Percy Bysshe Shelley, "Queen Mab" (1813)
Most people think of self-operating machines as twentieth-century inventions. Although Isaac Asimov coined the word "robotics" in 1942, and Grey Walter built the first electronic autonomous robots in 1948, the first automaton for which we have good evidence was a boat with four mechanical musicians. It was built more than eight hundred years ago by Islamic scholar AI-Jazari (1150-1220).
AI-Jazari, considered by some to be the father of robotics, wrote his Kitab fima'rifatal-hiyalal-handasiyya (Book of Knowledge of Ingenious Mechanical Devices) in about 1206, while he was the palace chief engineer in Diyarbakir (located in the southeast of present-day Turkey). The book describes a boat he constructed that floated on the palace lake and entertained guests at parties with music from a flute, a harp, and two drums played by automatons. The drummers contained rotating cylinders with movable pegs. As the cylinder rotated, the pegs would strike levers that caused the drums to be played. Changing the number and location of the pegs produced different rhythms, and so the automaton was entirely programmable.
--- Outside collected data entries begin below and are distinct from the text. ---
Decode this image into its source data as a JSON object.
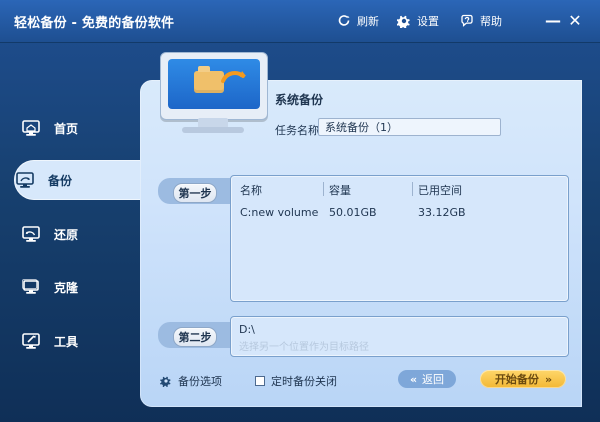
{
  "app": {
    "title": "轻松备份 - 免费的备份软件",
    "refresh_label": "刷新",
    "settings_label": "设置",
    "help_label": "帮助"
  },
  "sidebar": {
    "items": [
      {
        "label": "首页",
        "icon": "monitor-home-icon"
      },
      {
        "label": "备份",
        "icon": "monitor-backup-icon"
      },
      {
        "label": "还原",
        "icon": "monitor-restore-icon"
      },
      {
        "label": "克隆",
        "icon": "monitor-clone-icon"
      },
      {
        "label": "工具",
        "icon": "monitor-tools-icon"
      }
    ],
    "active_index": 1
  },
  "main": {
    "section_title": "系统备份",
    "task_label": "任务名称",
    "task_name": "系统备份（1）",
    "step1_label": "第一步",
    "step2_label": "第二步",
    "table": {
      "headers": [
        "名称",
        "容量",
        "已用空间"
      ],
      "rows": [
        [
          "C:new volume",
          "50.01GB",
          "33.12GB"
        ]
      ]
    },
    "destination": {
      "path": "D:\\",
      "hint": "选择另一个位置作为目标路径"
    },
    "options_label": "备份选项",
    "shutdown_label": "定时备份关闭",
    "back_label": "返回",
    "start_label": "开始备份"
  },
  "colors": {
    "titlebar": "#1e4f91",
    "panel": "#cfe3fb",
    "start_button": "#f2b734"
  }
}
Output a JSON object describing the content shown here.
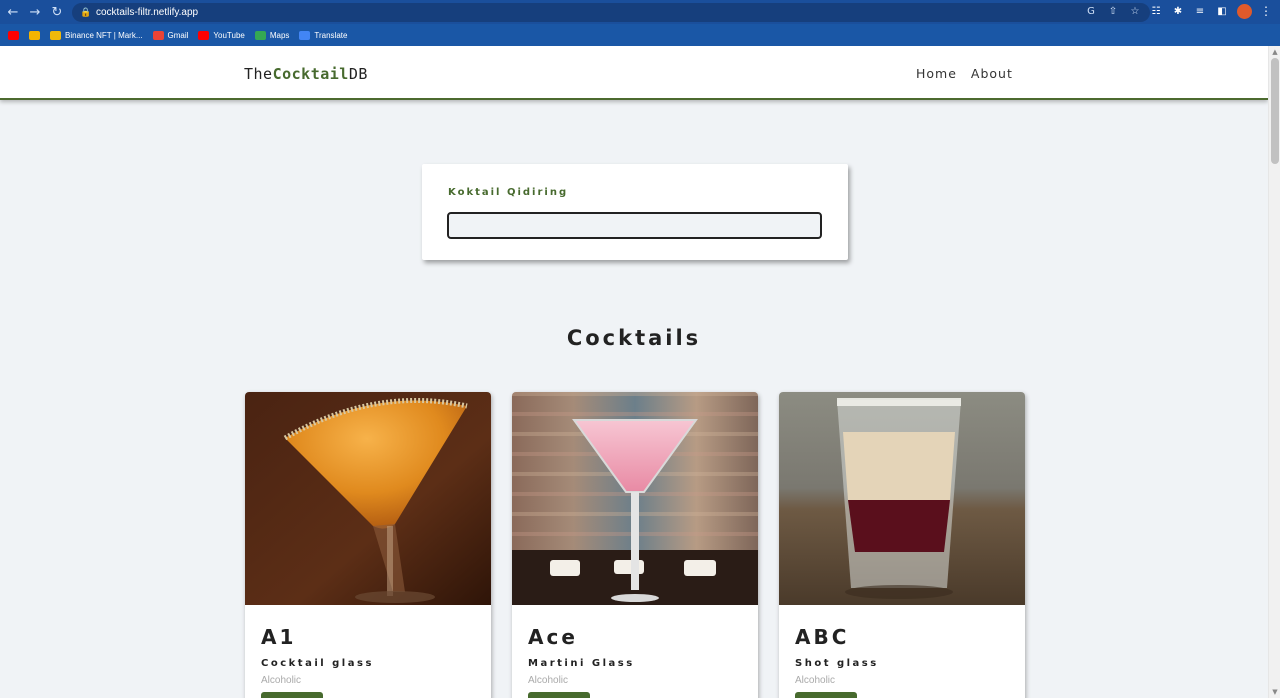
{
  "browser": {
    "url": "cocktails-filtr.netlify.app",
    "bookmarks": [
      {
        "label": "",
        "color": "#ff0000"
      },
      {
        "label": "",
        "color": "#f4b400"
      },
      {
        "label": "Binance NFT | Mark...",
        "color": "#f0b90b"
      },
      {
        "label": "Gmail",
        "color": "#ea4335"
      },
      {
        "label": "YouTube",
        "color": "#ff0000"
      },
      {
        "label": "Maps",
        "color": "#34a853"
      },
      {
        "label": "Translate",
        "color": "#4285f4"
      }
    ]
  },
  "navbar": {
    "logo_prefix": "The",
    "logo_accent": "Cocktail",
    "logo_suffix": "DB",
    "links": [
      "Home",
      "About"
    ]
  },
  "search": {
    "label": "Koktail Qidiring",
    "value": ""
  },
  "section_title": "Cocktails",
  "cocktails": [
    {
      "name": "A1",
      "glass": "Cocktail glass",
      "info": "Alcoholic",
      "image": "orange-martini-glass"
    },
    {
      "name": "Ace",
      "glass": "Martini Glass",
      "info": "Alcoholic",
      "image": "pink-martini-glass"
    },
    {
      "name": "ABC",
      "glass": "Shot glass",
      "info": "Alcoholic",
      "image": "layered-shot-glass"
    }
  ],
  "colors": {
    "accent": "#476a2e",
    "page_bg": "#f0f3f6",
    "chrome": "#1a4f9c"
  }
}
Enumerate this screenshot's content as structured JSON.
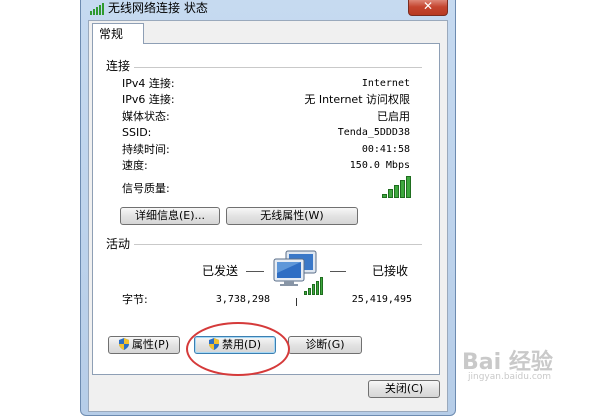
{
  "window": {
    "title": "无线网络连接 状态",
    "close_glyph": "✕"
  },
  "tabs": [
    {
      "label": "常规"
    }
  ],
  "connection": {
    "group_label": "连接",
    "rows": [
      {
        "label": "IPv4 连接:",
        "value": "Internet"
      },
      {
        "label": "IPv6 连接:",
        "value": "无 Internet 访问权限"
      },
      {
        "label": "媒体状态:",
        "value": "已启用"
      },
      {
        "label": "SSID:",
        "value": "Tenda_5DDD38"
      },
      {
        "label": "持续时间:",
        "value": "00:41:58"
      },
      {
        "label": "速度:",
        "value": "150.0 Mbps"
      }
    ],
    "signal_label": "信号质量:",
    "signal_bars_filled": 5,
    "signal_bars_total": 5,
    "details_button": "详细信息(E)...",
    "wireless_props_button": "无线属性(W)"
  },
  "activity": {
    "group_label": "活动",
    "sent_label": "已发送",
    "received_label": "已接收",
    "bytes_label": "字节:",
    "bytes_sent": "3,738,298",
    "bytes_received": "25,419,495"
  },
  "actions": {
    "properties_button": "属性(P)",
    "disable_button": "禁用(D)",
    "diagnose_button": "诊断(G)",
    "close_button": "关闭(C)"
  },
  "watermark": {
    "text": "Bai 经验",
    "sub": "jingyan.baidu.com"
  },
  "colors": {
    "signal_green": "#3ea83e",
    "highlight_circle": "#d53a3a"
  }
}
Automatons created in subseguent centuries, mainly for entertainment purposes, continued to play musical instruments, along with other activities that could be recreated in a sufficiently realistic manner.
Today, factories increasingly use robots— essentially automatons powered by electricity—for jobs that require speed, precision, strength, and/or endurance. Robots build cars, package goods, manufacture circuit boards, and perform many other tasks. Almost a million robots were in operation around the world in 2007, and the International Federation of Robotics expects this number to reach 1.2 million by the end of 2010.